Quando salvai le mie pinne e venne a galla il Giancarlo

Vi racconto la vera storia di come non sono diventato un eroe. Era un’estate così piena che le galline facevano le uova già sode. Io mi davo un sacco di arie. Avevo infatti le pinne “Cressi”: erano di plasticone duro e nero, si calzavano ai piedi che, sbattuti in acqua, facevano il “nuoto pinnato”. Di tutta la marmaglia dell’Oratorio e dei paesi che ogni mattina veniva deportata al Murialdo per fare bagni da zelanti assistenti e da qualche prete, io ero il solo che aveva le pinne. C’era, di fronte alla statua della Madonnina del Pignattari, il pontile di legno. Quando gli assistenti fischiavano con il fischietto e il prete faceva gorgheggi, dal pontile di legno era tutto un tuffo da massacro, uno sull’altro, per raggiungere a nuoto il posto, nell’acqua, dove erano piovute le caramelle lanciate dagli assistenti. Il lago brulicava di indiavolati che sbattevano gambe e braccia e qualcos’altro per arrivare primi. Io sbattevo come un matto i piedi pinnati sull’acqua. Arrivavo davanti a tutti e così mettevo pugni di caramelle nelle mutande da bagno.
Io e il mio amico Giancarlo un bel giorno stavamo sdraiati, a pancia in giù, sul pontile di legno. Con la coda dell’occhio vedo che il Giancarlo sbavava. Che volete, era il mio grande amico. “Va beh, povero infelice – gli ho detto in uno slancio di santità – ti presto le mie pinne, ma guai a te…”. Lui fa un salto dalla gioia. Si mette seduto e io lo aiuto a calzare ai piedi le mie pinne. Lui ride ebete. Lo tiro in piedi e lo butto di sotto, dritto in acqua come un piombino. Così si gode le mie pinne!

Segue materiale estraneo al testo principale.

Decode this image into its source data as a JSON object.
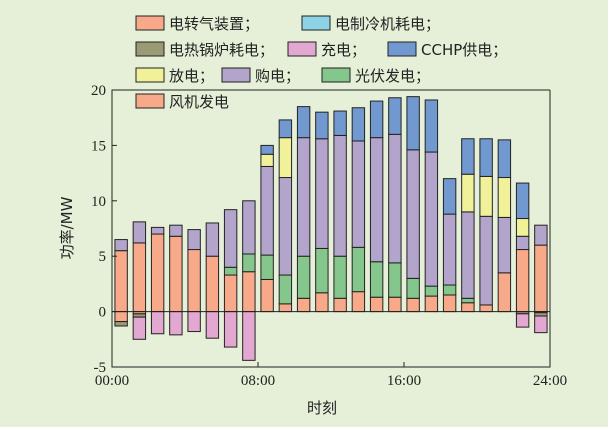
{
  "chart_data": {
    "type": "bar",
    "stacked": true,
    "xlabel": "时刻",
    "ylabel": "功率/MW",
    "ylim": [
      -5,
      20
    ],
    "yticks": [
      -5,
      0,
      5,
      10,
      15,
      20
    ],
    "xticks": [
      {
        "hour": 0,
        "label": "00:00"
      },
      {
        "hour": 8,
        "label": "08:00"
      },
      {
        "hour": 16,
        "label": "16:00"
      },
      {
        "hour": 24,
        "label": "24:00"
      }
    ],
    "legend": {
      "placement": "top-left",
      "rows": [
        [
          "电转气装置；",
          "电制冷机耗电；"
        ],
        [
          "电热锅炉耗电；",
          "充电；",
          "CCHP供电；"
        ],
        [
          "放电；",
          "购电；",
          "光伏发电；"
        ],
        [
          "风机发电"
        ]
      ]
    },
    "hours": [
      0.5,
      1.5,
      2.5,
      3.5,
      4.5,
      5.5,
      6.5,
      7.5,
      8.5,
      9.5,
      10.5,
      11.5,
      12.5,
      13.5,
      14.5,
      15.5,
      16.5,
      17.5,
      18.5,
      19.5,
      20.5,
      21.5,
      22.5,
      23.5
    ],
    "series": [
      {
        "name": "风机发电",
        "color": "#f7a98a",
        "values": [
          5.5,
          6.2,
          7.0,
          6.8,
          5.6,
          5.0,
          3.3,
          3.6,
          2.9,
          0.7,
          1.2,
          1.7,
          1.2,
          1.8,
          1.3,
          1.3,
          1.2,
          1.4,
          1.5,
          0.8,
          0.6,
          3.5,
          5.6,
          6.0
        ]
      },
      {
        "name": "光伏发电",
        "color": "#84c68b",
        "values": [
          0,
          0,
          0,
          0,
          0,
          0,
          0.7,
          1.6,
          2.2,
          2.6,
          3.8,
          4.0,
          3.8,
          4.0,
          3.2,
          3.1,
          1.8,
          0.9,
          0.9,
          0.4,
          0,
          0,
          0,
          0
        ]
      },
      {
        "name": "购电",
        "color": "#b3a4cc",
        "values": [
          1.0,
          1.9,
          0.6,
          1.0,
          1.8,
          3.0,
          5.2,
          4.8,
          8.0,
          8.8,
          10.7,
          9.9,
          10.9,
          9.6,
          11.2,
          11.6,
          11.6,
          12.1,
          6.4,
          7.8,
          8.0,
          5.0,
          1.2,
          1.8
        ]
      },
      {
        "name": "放电",
        "color": "#f1f19a",
        "values": [
          0,
          0,
          0,
          0,
          0,
          0,
          0,
          0,
          1.1,
          3.6,
          0,
          0,
          0,
          0,
          0,
          0,
          0,
          0,
          0,
          3.4,
          3.6,
          3.6,
          1.6,
          0
        ]
      },
      {
        "name": "CCHP供电",
        "color": "#7199d0",
        "values": [
          0,
          0,
          0,
          0,
          0,
          0,
          0,
          0,
          0.8,
          1.6,
          2.8,
          2.4,
          2.2,
          3.0,
          3.3,
          3.3,
          4.8,
          4.7,
          3.2,
          3.2,
          3.4,
          3.4,
          3.2,
          0
        ]
      },
      {
        "name": "电转气装置",
        "color": "#f7a98a",
        "values": [
          -0.9,
          -0.2,
          0,
          0,
          0,
          0,
          0,
          0,
          0,
          0,
          0,
          0,
          0,
          0,
          0,
          0,
          0,
          0,
          0,
          0,
          0,
          0,
          0,
          -0.1
        ]
      },
      {
        "name": "电制冷机耗电",
        "color": "#8dd3e6",
        "values": [
          0,
          0,
          0,
          0,
          0,
          0,
          0,
          0,
          0,
          0,
          0,
          0,
          0,
          0,
          0,
          0,
          0,
          0,
          0,
          0,
          0,
          0,
          0,
          0
        ]
      },
      {
        "name": "电热锅炉耗电",
        "color": "#9a9a74",
        "values": [
          -0.4,
          -0.3,
          0,
          0,
          0,
          0,
          0,
          0,
          0,
          0,
          0,
          0,
          0,
          0,
          0,
          0,
          0,
          0,
          0,
          0,
          0,
          0,
          -0.2,
          -0.3
        ]
      },
      {
        "name": "充电",
        "color": "#e3a8d2",
        "values": [
          0,
          -2.0,
          -2.0,
          -2.1,
          -1.8,
          -2.4,
          -3.2,
          -4.4,
          0,
          0,
          0,
          0,
          0,
          0,
          0,
          0,
          0,
          0,
          0,
          0,
          0,
          0,
          -1.2,
          -1.5
        ]
      }
    ]
  }
}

Ora, dovete sapere che non è da tutti: bisogna aver fatto le prove, nuotato sulla terra e sui sassi per imparare i movimenti. Mi rimetto sdraiato sulle assi del pontile. Passa un po’ di tempo, ma non si registrano emersioni. “Porco cane, le mie pinne! – urlo – Le ha il Giancarlo!”. “Dove?” chiedono gli assistenti. E io, indicando l’acqua, dico: “È di sotto, con le mie pinne!”. Guardo bene e intravedo, tra alghe e sardine, il mio amico che se ne sta sdraiato sul fondo. Non è un bel vedere: sbatacchia le pinne, di qua e di là, intreccia le gambe, si agita come avesse il ballo di san Vito, che, per inciso, era anche il nome nostro parroco. “Le mie pinne! Le mie pinne!” urlo disperato e mi tuffo come un fulmine. Giù, sotto a due metri di profondità, trovo un groviglio di arti e di pinne. Che fare? Afferro una pinna, la tengo con tutta la mia forza e, dando con le gambe un colpo di slancio dal fondo, riesco a fatica a risalire a rivedere il sole. Al traino, trascinato a rimorchio dalla mia pinna di salvataggio, sale anche una parte del mio amico. Emerge infatti dall’acqua, annaspa e ha gli occhi fuori dalle orbite. Assistenti, prete, eccetera, tutti sul pontile a far casino. Urlano: “È annegato! È annegato il Giancarlo!”. In venti almeno saltano in acqua, afferrano il mio amico strafatto e lo tirano in secca. Io salgo e mi siedo in disparte, ben defilato. Controllo che le pinne non abbiano riportato qualche graffio. Sento rumori e stridori disperati come se si fosse in un pollaio. Vedo, a un paio di metri di distanza, l’assistente più ciccio che salta sul petto del mio amico sdraiato a terra. Qualcuno lo bacia perfino. Lui sussulta e dalla bocca gli esce uno zampillo d’acqua. “È stato lui – dice un assistente – Lo ha tirato su dal fondo!” e, girandosi, mi indica con la mano. “Adesso mi menano” realizzo, e me la do a gambe con le mie pinne ben strette al petto.
A casa sono alle prese con un piatto gigantesco di spaghetti. “Com’è andata al bagno?” mi chiede la mamma. “Ordinaria amministrazione!” dico e, posata la forchetta, verifico, toccandole, che le mie pinne non si siano mosse. Sono sempre sulla sedia, stramaledetta estate! al sicuro sotto il mio culo, ben bagnato.